Bahasan konsep diri dan budaya sudah tidak lagi menjadi bahasan baru. Terlebih peran konsep diri pada proses mental individu cukup besar. Sehingga, konsep diri ini sudah sepantasnya dapat diperdalam melalui kacamata budaya.
Persepsi
Konsep diri dan Persepsi pada dasarnya saling berkaitan. Namun kali ini alangkah lebih baik ketika pembahasan dimulai dengan pemisahan antara keduanya. Secara sederhana, persepsi merupakan kelanjutan rangsangan dan sensasi melalui serangkaian proses kognisi yang digunakan untuk memahami sensasi yang kita terima. Cantik, tampan, enak, buruk, baik, dll adalah bentuk konkrit persepsi.

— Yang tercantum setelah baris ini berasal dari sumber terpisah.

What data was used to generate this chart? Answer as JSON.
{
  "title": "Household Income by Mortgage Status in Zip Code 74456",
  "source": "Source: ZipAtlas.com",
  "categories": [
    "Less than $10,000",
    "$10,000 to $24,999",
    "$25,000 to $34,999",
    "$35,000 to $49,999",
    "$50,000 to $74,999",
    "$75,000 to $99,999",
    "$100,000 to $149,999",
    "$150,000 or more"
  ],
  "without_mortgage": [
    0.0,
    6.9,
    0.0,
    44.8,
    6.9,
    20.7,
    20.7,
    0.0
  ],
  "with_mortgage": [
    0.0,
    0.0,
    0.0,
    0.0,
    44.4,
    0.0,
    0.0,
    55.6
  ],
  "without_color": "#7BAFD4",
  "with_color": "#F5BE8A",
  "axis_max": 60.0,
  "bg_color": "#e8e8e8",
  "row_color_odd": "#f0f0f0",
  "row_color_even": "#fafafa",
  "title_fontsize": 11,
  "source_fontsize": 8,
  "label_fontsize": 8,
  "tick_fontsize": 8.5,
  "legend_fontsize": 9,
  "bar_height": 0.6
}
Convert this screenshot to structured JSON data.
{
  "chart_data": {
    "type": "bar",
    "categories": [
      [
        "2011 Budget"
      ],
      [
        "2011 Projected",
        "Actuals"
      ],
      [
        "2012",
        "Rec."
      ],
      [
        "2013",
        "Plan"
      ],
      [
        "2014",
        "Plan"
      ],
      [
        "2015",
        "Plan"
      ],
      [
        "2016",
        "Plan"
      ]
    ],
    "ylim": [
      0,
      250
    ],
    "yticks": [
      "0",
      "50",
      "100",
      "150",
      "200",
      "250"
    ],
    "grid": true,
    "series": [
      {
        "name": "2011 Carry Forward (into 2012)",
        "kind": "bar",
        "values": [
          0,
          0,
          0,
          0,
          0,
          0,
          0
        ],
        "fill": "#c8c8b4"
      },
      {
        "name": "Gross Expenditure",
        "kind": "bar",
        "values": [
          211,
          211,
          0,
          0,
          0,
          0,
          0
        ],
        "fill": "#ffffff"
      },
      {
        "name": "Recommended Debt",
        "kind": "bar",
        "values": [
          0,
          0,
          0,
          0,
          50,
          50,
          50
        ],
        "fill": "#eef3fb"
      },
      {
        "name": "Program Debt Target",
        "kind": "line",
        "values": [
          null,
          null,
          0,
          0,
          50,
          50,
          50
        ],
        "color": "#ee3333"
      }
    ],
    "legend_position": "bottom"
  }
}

Contoh saja, kita kaji persepsi dari sudut pandang psikologi sosial. Psikologi sosial mengenal sebuah konsep yang dikenal dengan istilah persepsi sosial. Persepsi sosial adalah suatu proses yang kita gunakan untuk mencoba memahami orang lain[xiv]. Persepsi ini yang nantinya individu jadikan dasar dalam bertindak. Apa yang terjadi jika ada seseorang yang mengedipkan mata kepada seseorang? Dari sinilah muncul persepsi sosial. Kedipan tersebut merupakan rangsangan yang diterima sehingga menimbulkan sensasi dan dilanjutkan ke dalam persepsi terhadap rangsangan tersebut.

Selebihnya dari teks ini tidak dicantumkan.